Greg Herrick, who earned his private pilot's license as a high school graduation present from his parents, says he's the only one in his family to become a pilot, so he didn't inherit his passion. His interest in vintage aircraft started early, while growing up in Ottumwa, Iowa, where headquarters for the Antique Airplane Association is located.

Herrick, who personally owns more than 35 vintage aircraft, one of the largest holdings of its type in the U.S., has invested considerably in the acquisition and restoration and preservation of airplanes from the Golden Age of aviation. Explaining his passion he notes, "I remember in grade school when the Antique Airplane Association would have fly-ins where old airplanes would come in from all parts of the country. I watched them fly over our house and marveled and the freedom and beauty these old planes seemed to represent.”

After not flying for several years, Greg purchased his first vintage aircraft, a 1943 Fairchild PT-23, and brushed up on his “tail-dragger” flying skills. Although that particular plane wasn't part of the Golden Age, it's what pushed him in that direction.

Greg has hopes of restoring a 1931 Sikorsky S-39 one day, but first he has to rescue it from the bottom of a lakebed, where it sunk in 1958, into glacial silt about the consistency of peanut butter. He's been on four rescue missions to the remote lake in Alaska where the Sikorsky is hiding.
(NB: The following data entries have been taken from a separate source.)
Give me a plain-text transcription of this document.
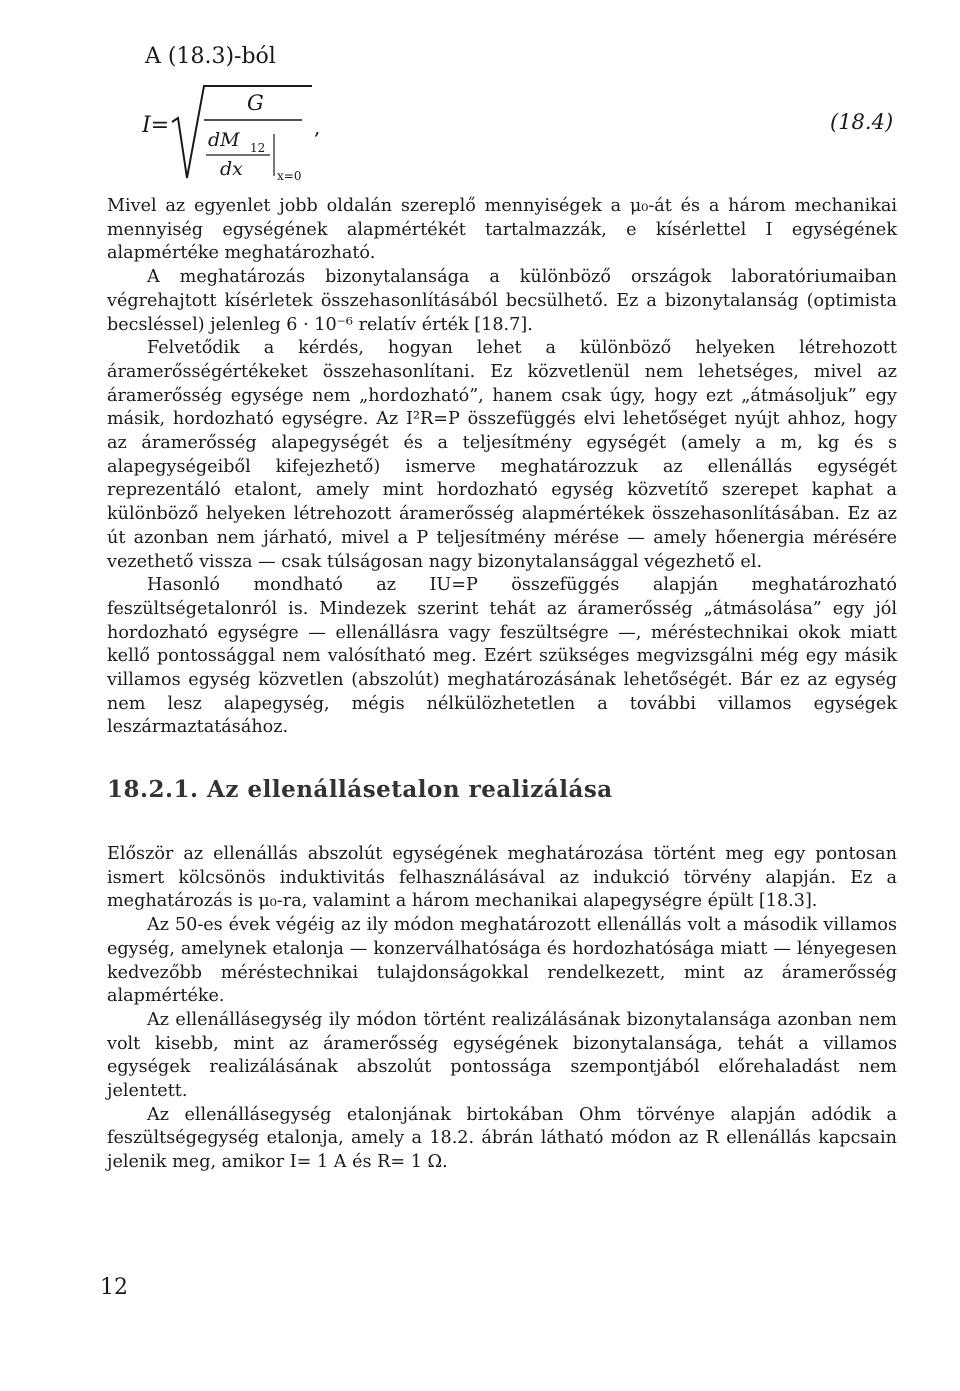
A (18.3)-ból
I=
G
dM 12
dx	x=0
,	(18.4)

Mivel az egyenlet jobb oldalán szereplő mennyiségek a μ₀-át és a három mechanikai mennyiség egységének alapmértékét tartalmazzák, e kísérlettel I egységének alapmértéke meghatározható.

A meghatározás bizonytalansága a különböző országok laboratóriumaiban végrehajtott kísérletek összehasonlításából becsülhető. Ez a bizonytalanság (optimista becsléssel) jelenleg 6 · 10⁻⁶ relatív érték [18.7].

Felvetődik a kérdés, hogyan lehet a különböző helyeken létrehozott áramerősségértékeket összehasonlítani. Ez közvetlenül nem lehetséges, mivel az áramerősség egysége nem „hordozható”, hanem csak úgy, hogy ezt „átmásoljuk” egy másik, hordozható egységre. Az I²R=P összefüggés elvi lehetőséget nyújt ahhoz, hogy az áramerősség alapegységét és a teljesítmény egységét (amely a m, kg és s alapegységeiből kifejezhető) ismerve meghatározzuk az ellenállás egységét reprezentáló etalont, amely mint hordozható egység közvetítő szerepet kaphat a különböző helyeken létrehozott áramerősség alapmértékek összehasonlításában. Ez az út azonban nem járható, mivel a P teljesítmény mérése — amely hőenergia mérésére vezethető vissza — csak túlságosan nagy bizonytalansággal végezhető el.

Hasonló mondható az IU=P összefüggés alapján meghatározható feszültségetalonról is. Mindezek szerint tehát az áramerősség „átmásolása” egy jól hordozható egységre — ellenállásra vagy feszültségre —, méréstechnikai okok miatt kellő pontossággal nem valósítható meg. Ezért szükséges megvizsgálni még egy másik villamos egység közvetlen (abszolút) meghatározásának lehetőségét. Bár ez az egység nem lesz alapegység, mégis nélkülözhetetlen a további villamos egységek leszármaztatásához.

18.2.1. Az ellenállásetalon realizálása

Először az ellenállás abszolút egységének meghatározása történt meg egy pontosan ismert kölcsönös induktivitás felhasználásával az indukció törvény alapján. Ez a meghatározás is μ₀-ra, valamint a három mechanikai alapegységre épült [18.3].

Az 50-es évek végéig az ily módon meghatározott ellenállás volt a második villamos egység, amelynek etalonja — konzerválhatósága és hordozhatósága miatt — lényegesen kedvezőbb méréstechnikai tulajdonságokkal rendelkezett, mint az áramerősség alapmértéke.

Az ellenállásegység ily módon történt realizálásának bizonytalansága azonban nem volt kisebb, mint az áramerősség egységének bizonytalansága, tehát a villamos egységek realizálásának abszolút pontossága szempontjából előrehaladást nem jelentett.

Az ellenállásegység etalonjának birtokában Ohm törvénye alapján adódik a feszültségegység etalonja, amely a 18.2. ábrán látható módon az R ellenállás kapcsain jelenik meg, amikor I= 1 A és R= 1 Ω.

12
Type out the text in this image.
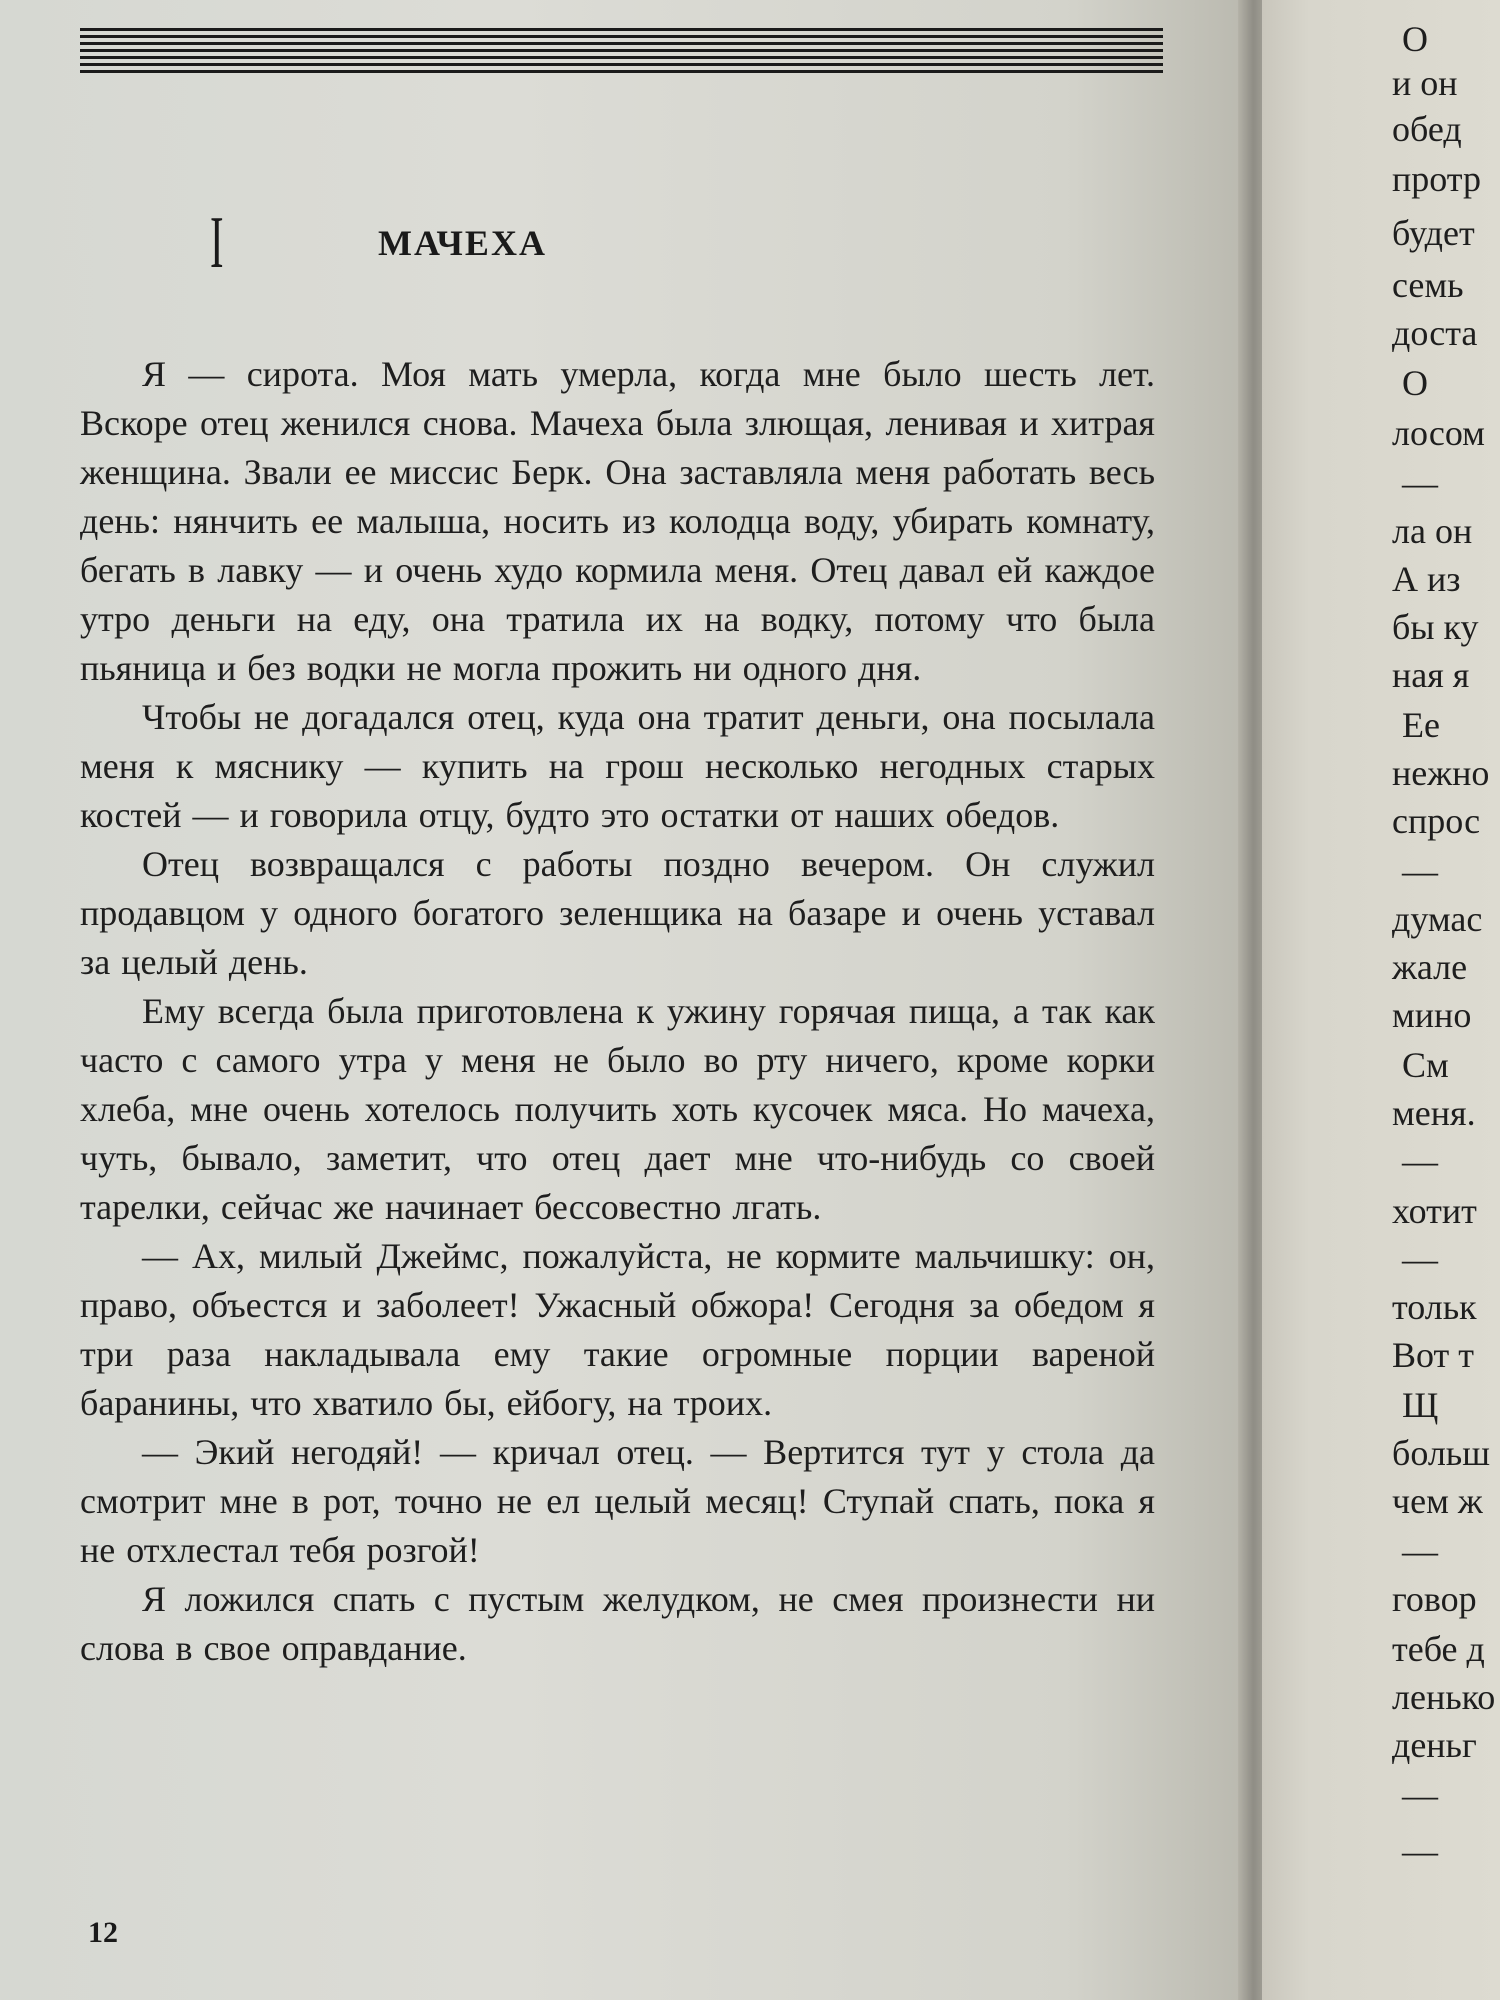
I	МАЧЕХА

Я — сирота. Моя мать умерла, когда мне было шесть лет. Вскоре отец женился снова. Мачеха была злющая, ленивая и хитрая женщина. Звали ее миссис Берк. Она заставляла меня работать весь день: нянчить ее малыша, носить из колодца воду, убирать комнату, бегать в лавку — и очень худо кормила меня. Отец давал ей каждое утро деньги на еду, она тратила их на водку, потому что была пьяница и без водки не могла прожить ни одного дня.

Чтобы не догадался отец, куда она тратит деньги, она посылала меня к мяснику — купить на грош несколько негодных старых костей — и говорила отцу, будто это остатки от наших обедов.

Отец возвращался с работы поздно вечером. Он служил продавцом у одного богатого зеленщика на базаре и очень уставал за целый день.

Ему всегда была приготовлена к ужину горячая пища, а так как часто с самого утра у меня не было во рту ничего, кроме корки хлеба, мне очень хотелось получить хоть кусочек мяса. Но мачеха, чуть, бывало, заметит, что отец дает мне что-нибудь со своей тарелки, сейчас же начинает бессовестно лгать.

— Ах, милый Джеймс, пожалуйста, не кормите мальчишку: он, право, объестся и заболеет! Ужасный обжора! Сегодня за обедом я три раза накладывала ему такие огромные порции вареной баранины, что хватило бы, ейбогу, на троих.

— Экий негодяй! — кричал отец. — Вертится тут у стола да смотрит мне в рот, точно не ел целый месяц! Ступай спать, пока я не отхлестал тебя розгой!

Я ложился спать с пустым желудком, не смея произнести ни слова в свое оправдание.

12
О
и он
обед
протр
будет
семь
доста
О
лосом
—
ла он
А из
бы ку
ная я
Ее
нежно
спрос
—
думас
жале
мино
См
меня.
—
хотит
—
тольк
Вот т
Щ
больш
чем ж
—
говор
тебе д
ленько
деньг
—
—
His interest in obtaining this rare craft started as many of his hunts do; he looks them up in the late Joe Juptner's nine volume U.S. Civil Aircraft series. "Then, I comb the Federal Aviation Administration's register to see how many of a certain type are still in existence.

Herrick looks forward to continuing his pursuit of rare and exotic aircraft. "It's what I love to do, and I love to share it with people," he smiles. "I'm humbled to be the custodian of such exquisite aircraft. I've been very fortunate."